Limitations of Scarcity Marketing
Till now, we’ve explored why scarcity marketing works and how marketers around the world use it to accelerate demand. However, it has its own limitations. If not implemented on the right product at the right time, this tactic can sometimes backfire and push customers away from the product. Let’s find out how!
Can be used to boost “already existing sales”: Imagine a product with deficient demand on Amazon. Even if I slap a timer or a limited stock warning on the product, it won’t encourage customers to buy it because they are not interested in buying the product. Scarcity Marketing increases the intensity of desirability of an item that is already in demand. One must aim to create a loyal customer base before tying in an illusion of scarcity with the product.

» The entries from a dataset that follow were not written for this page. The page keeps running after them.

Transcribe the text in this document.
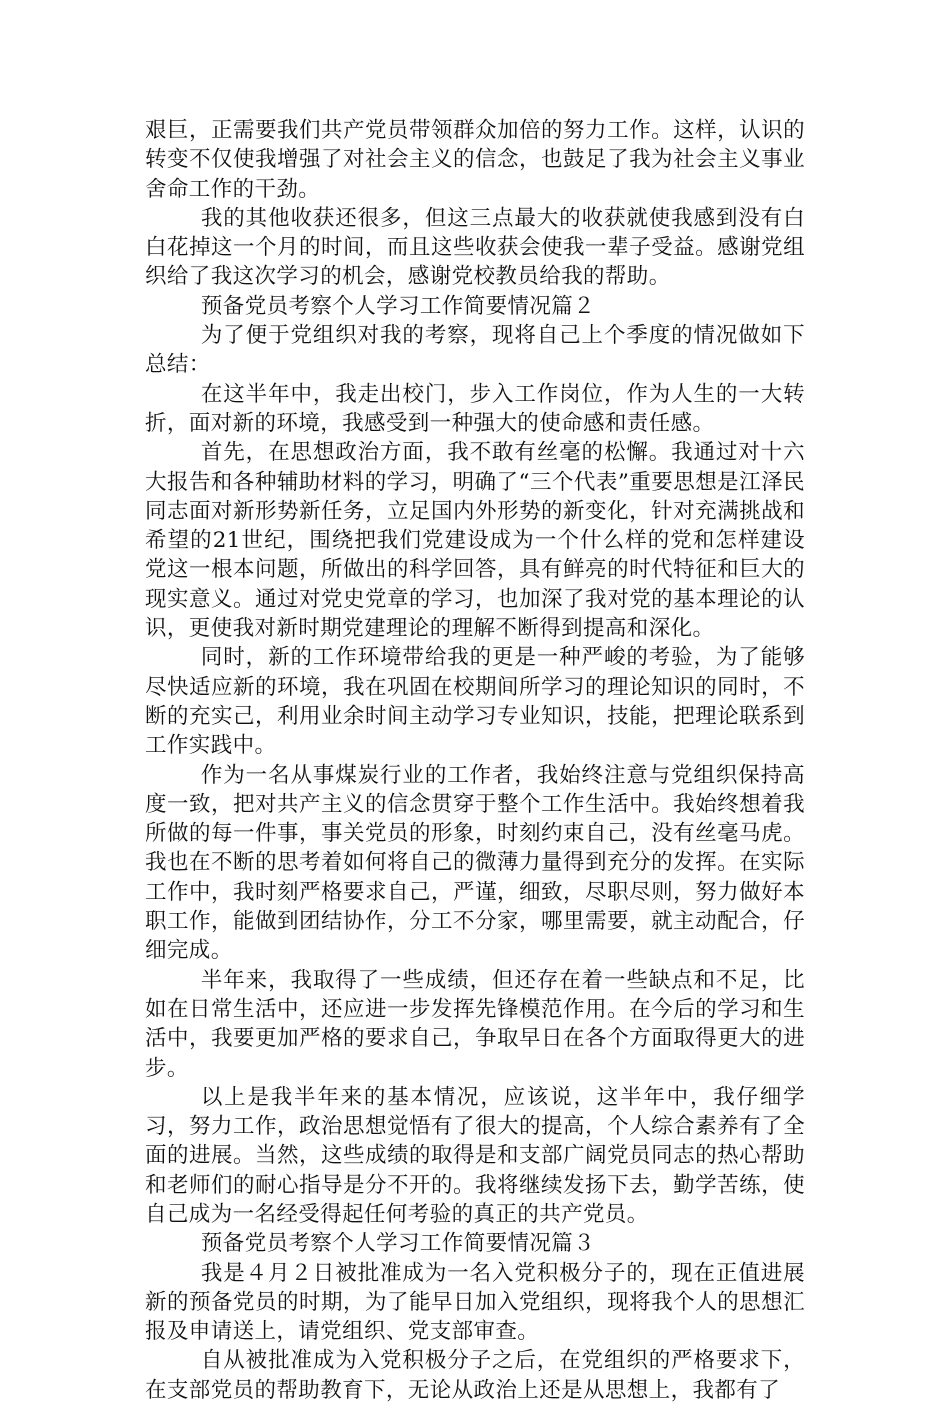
艰巨，正需要我们共产党员带领群众加倍的努力工作。这样，认识的转变不仅使我增强了对社会主义的信念，也鼓足了我为社会主义事业舍命工作的干劲。

我的其他收获还很多，但这三点最大的收获就使我感到没有白白花掉这一个月的时间，而且这些收获会使我一辈子受益。感谢党组织给了我这次学习的机会，感谢党校教员给我的帮助。

预备党员考察个人学习工作简要情况篇２

为了便于党组织对我的考察，现将自己上个季度的情况做如下总结：

在这半年中，我走出校门，步入工作岗位，作为人生的一大转折，面对新的环境，我感受到一种强大的使命感和责任感。

首先，在思想政治方面，我不敢有丝毫的松懈。我通过对十六大报告和各种辅助材料的学习，明确了“三个代表”重要思想是江泽民同志面对新形势新任务，立足国内外形势的新变化，针对充满挑战和希望的21世纪，围绕把我们党建设成为一个什么样的党和怎样建设党这一根本问题，所做出的科学回答，具有鲜亮的时代特征和巨大的现实意义。通过对党史党章的学习，也加深了我对党的基本理论的认识，更使我对新时期党建理论的理解不断得到提高和深化。

同时，新的工作环境带给我的更是一种严峻的考验，为了能够尽快适应新的环境，我在巩固在校期间所学习的理论知识的同时，不断的充实己，利用业余时间主动学习专业知识，技能，把理论联系到工作实践中。

作为一名从事煤炭行业的工作者，我始终注意与党组织保持高度一致，把对共产主义的信念贯穿于整个工作生活中。我始终想着我所做的每一件事，事关党员的形象，时刻约束自己，没有丝毫马虎。我也在不断的思考着如何将自己的微薄力量得到充分的发挥。在实际工作中，我时刻严格要求自己，严谨，细致，尽职尽则，努力做好本职工作，能做到团结协作，分工不分家，哪里需要，就主动配合，仔细完成。

半年来，我取得了一些成绩，但还存在着一些缺点和不足，比如在日常生活中，还应进一步发挥先锋模范作用。在今后的学习和生活中，我要更加严格的要求自己，争取早日在各个方面取得更大的进步。

以上是我半年来的基本情况，应该说，这半年中，我仔细学习，努力工作，政治思想觉悟有了很大的提高，个人综合素养有了全面的进展。当然，这些成绩的取得是和支部广阔党员同志的热心帮助和老师们的耐心指导是分不开的。我将继续发扬下去，勤学苦练，使自己成为一名经受得起任何考验的真正的共产党员。

预备党员考察个人学习工作简要情况篇３

我是４月２日被批准成为一名入党积极分子的，现在正值进展新的预备党员的时期，为了能早日加入党组织，现将我个人的思想汇报及申请送上，请党组织、党支部审查。

自从被批准成为入党积极分子之后，在党组织的严格要求下，在支部党员的帮助教育下，无论从政治上还是从思想上，我都有了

Too much pressure is a bad thing: When you put too much pressure on the consumers to act, they may feel like you’re forcing them into action and not letting them make their own decisions. This is an easy way to break ties with loyal customers.

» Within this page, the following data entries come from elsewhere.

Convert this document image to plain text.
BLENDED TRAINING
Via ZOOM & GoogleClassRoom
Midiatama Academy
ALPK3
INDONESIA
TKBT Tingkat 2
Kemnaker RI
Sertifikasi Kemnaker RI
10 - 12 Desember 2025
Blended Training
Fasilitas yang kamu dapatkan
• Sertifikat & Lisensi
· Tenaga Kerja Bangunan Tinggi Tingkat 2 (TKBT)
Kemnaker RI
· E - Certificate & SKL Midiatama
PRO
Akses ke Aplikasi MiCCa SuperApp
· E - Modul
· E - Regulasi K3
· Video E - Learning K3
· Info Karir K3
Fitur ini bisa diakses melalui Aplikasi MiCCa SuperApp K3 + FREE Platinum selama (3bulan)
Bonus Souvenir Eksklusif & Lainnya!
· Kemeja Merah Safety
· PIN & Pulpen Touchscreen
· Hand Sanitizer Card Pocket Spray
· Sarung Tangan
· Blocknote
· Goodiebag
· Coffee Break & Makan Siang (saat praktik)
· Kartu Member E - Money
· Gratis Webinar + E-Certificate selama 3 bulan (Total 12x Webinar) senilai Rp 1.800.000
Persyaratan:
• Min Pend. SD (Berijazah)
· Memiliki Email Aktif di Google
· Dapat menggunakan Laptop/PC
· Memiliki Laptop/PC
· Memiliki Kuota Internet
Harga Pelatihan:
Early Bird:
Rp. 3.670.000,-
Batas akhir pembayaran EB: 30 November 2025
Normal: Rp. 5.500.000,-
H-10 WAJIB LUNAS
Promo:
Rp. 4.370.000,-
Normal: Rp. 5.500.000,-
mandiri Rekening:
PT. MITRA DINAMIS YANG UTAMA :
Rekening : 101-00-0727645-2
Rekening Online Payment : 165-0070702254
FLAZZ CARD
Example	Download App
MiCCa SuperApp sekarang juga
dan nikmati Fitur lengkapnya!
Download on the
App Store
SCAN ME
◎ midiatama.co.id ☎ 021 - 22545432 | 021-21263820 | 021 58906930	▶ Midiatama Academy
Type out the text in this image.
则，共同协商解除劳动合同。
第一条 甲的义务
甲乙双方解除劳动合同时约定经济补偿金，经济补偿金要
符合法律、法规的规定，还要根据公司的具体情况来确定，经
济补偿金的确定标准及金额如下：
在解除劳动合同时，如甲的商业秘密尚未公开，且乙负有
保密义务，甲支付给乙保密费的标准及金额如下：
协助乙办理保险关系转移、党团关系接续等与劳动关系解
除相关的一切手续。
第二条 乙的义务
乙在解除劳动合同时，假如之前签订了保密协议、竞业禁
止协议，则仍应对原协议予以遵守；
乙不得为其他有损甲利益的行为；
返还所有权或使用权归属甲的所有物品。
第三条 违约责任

Scarcity should be used in moderation or “scarcely”: If each product you browsed on Amazon was available in limited stock, you’re likely to get annoyed. If nothing else, you’ll think that Amazon can’t manage its inventory well. This can hurt the brand’s reputation and affect its customer base negatively.
Conclusion
Scarcity marketing is a widely used tactic, and we come across it more often than we realize. However, as consumers, we need to realize how the illusion of scarcity can sometimes trick us into buying products in a hurry without assessing other options. For marketers, this may not be a silver bullet but can do wonders if used on the right product at the right time!